The watch is wound manually as with early pocket watch movements. The ratchet wheel turns, winding up the fusee by rotating two steel pinions in its centre. These then turn the fusee winding the barrel and its mainspring. The power from the mainspring is then driven through the fusee turning the wheel below it, which drives the train leading to the Tourbillon.
The recto-verso of the hardened steel ratchet wheel prior to assembly.
The power reserve system
Below are 2 images showing the power reserve cone, the second focus’s specifically on the jewelled tip of the operating lever.
As the barrel winds up and down (sitting on the right hand post) the assembly to the left with cone turns causing the cone to travel vertically.
The jewelled tipped lever moves in and out causing the rack and pinion system linked to it, (shown under the cone) to turn, indicating the power reserve.

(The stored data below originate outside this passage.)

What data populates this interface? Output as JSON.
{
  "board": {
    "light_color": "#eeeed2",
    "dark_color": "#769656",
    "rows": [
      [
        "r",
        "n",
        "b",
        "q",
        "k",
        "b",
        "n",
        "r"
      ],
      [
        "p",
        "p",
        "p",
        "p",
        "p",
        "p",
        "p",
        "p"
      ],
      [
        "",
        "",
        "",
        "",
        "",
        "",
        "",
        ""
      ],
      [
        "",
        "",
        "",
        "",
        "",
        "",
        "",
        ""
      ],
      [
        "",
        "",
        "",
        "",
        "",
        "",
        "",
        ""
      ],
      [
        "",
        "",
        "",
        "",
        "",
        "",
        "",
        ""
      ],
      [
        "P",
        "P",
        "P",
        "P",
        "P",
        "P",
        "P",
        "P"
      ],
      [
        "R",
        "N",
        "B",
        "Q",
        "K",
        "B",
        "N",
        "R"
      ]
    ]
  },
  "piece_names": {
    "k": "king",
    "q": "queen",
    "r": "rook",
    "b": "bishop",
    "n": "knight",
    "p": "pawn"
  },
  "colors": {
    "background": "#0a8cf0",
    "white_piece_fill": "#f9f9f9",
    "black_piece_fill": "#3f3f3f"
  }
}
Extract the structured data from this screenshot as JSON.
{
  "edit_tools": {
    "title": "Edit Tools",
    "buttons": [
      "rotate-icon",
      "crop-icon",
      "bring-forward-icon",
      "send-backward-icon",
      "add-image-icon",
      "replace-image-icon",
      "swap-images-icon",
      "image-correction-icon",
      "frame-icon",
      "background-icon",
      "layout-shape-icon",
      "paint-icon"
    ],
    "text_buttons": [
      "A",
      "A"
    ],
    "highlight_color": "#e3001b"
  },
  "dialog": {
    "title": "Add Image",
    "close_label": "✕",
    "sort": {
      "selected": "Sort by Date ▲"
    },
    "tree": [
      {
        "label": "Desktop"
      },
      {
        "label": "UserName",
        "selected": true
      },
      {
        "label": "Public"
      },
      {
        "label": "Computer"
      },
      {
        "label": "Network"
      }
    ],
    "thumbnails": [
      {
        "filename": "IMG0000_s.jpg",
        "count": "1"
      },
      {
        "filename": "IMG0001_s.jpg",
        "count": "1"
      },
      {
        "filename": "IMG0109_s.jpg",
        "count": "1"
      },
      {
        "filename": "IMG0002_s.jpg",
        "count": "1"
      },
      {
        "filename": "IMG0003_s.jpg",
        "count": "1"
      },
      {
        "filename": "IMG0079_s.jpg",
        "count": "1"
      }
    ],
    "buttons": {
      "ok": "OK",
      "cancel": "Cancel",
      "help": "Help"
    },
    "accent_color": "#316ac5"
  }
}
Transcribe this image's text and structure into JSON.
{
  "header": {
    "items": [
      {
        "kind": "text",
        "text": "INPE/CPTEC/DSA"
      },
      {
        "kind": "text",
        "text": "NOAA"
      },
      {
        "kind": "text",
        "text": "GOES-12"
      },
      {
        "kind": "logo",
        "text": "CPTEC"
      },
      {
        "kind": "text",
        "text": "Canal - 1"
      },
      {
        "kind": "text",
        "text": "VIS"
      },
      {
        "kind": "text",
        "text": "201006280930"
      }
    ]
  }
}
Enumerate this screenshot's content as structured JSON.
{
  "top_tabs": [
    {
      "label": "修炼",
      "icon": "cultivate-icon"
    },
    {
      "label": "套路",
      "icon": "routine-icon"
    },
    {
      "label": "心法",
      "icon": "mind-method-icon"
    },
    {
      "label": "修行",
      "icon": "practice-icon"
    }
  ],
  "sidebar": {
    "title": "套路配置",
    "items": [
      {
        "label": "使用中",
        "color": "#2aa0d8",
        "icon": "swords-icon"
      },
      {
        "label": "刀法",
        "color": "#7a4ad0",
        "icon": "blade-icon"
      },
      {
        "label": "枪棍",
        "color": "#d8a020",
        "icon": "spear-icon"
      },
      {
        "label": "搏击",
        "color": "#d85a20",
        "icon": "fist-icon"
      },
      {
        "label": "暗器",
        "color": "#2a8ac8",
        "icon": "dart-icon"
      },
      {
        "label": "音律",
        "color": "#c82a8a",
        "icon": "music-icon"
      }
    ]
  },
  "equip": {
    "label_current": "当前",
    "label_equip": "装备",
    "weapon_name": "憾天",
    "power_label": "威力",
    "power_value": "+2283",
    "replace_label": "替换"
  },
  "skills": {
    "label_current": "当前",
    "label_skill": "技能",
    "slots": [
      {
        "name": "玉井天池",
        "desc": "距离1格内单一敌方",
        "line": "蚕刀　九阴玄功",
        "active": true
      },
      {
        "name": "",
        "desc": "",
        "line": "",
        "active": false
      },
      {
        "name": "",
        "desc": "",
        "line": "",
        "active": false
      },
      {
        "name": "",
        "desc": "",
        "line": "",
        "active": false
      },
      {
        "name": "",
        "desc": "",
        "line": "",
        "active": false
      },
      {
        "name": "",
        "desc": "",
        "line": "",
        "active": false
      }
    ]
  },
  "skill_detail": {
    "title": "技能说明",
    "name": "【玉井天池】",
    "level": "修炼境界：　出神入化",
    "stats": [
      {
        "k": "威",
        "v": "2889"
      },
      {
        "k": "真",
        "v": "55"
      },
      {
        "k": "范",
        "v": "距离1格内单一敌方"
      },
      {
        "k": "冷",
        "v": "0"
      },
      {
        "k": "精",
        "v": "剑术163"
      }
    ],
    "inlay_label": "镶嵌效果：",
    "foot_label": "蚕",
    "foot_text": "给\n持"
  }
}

When the chain is fully wound around the cone, the barrel is fully charged.
The system below is the stop-work. It limits the number of turns of the barrel to 6. Never allowing the barrel to fully be wound, or fully unwind. The result is using only the most even section of the main-spring.
The barrel and fusee prior to being assembled.
A cut-out illustration indicating the barrel, and the meshing of the wheel that drives the power reserve cone.
The fusee chain
There are 474 links, 300 pins in the fusee chain which is manually assembled. It measure 28cm in length and resists a tension of 3kg. It is also assembled manually by the watchmaker building the watch.
The single double thickness link acts as a security in addition to the stop work for the mainspring, assuring the barrel will only be wound during the most regular power transmission section of the spring.
The principle components in the setting mechanism.
Recto-verso of the main-plate after decoration, and prior to assembly.
The final watch combines modern materials, design and manufacturing techniques with antiquarian features. This can be seen by the use of maillechort, a fusee, large balance wheel, Tourbillon, pillars and cone driven power reserve. The repeated use of polished internal angles and hand decoration can be seen throughout the movement.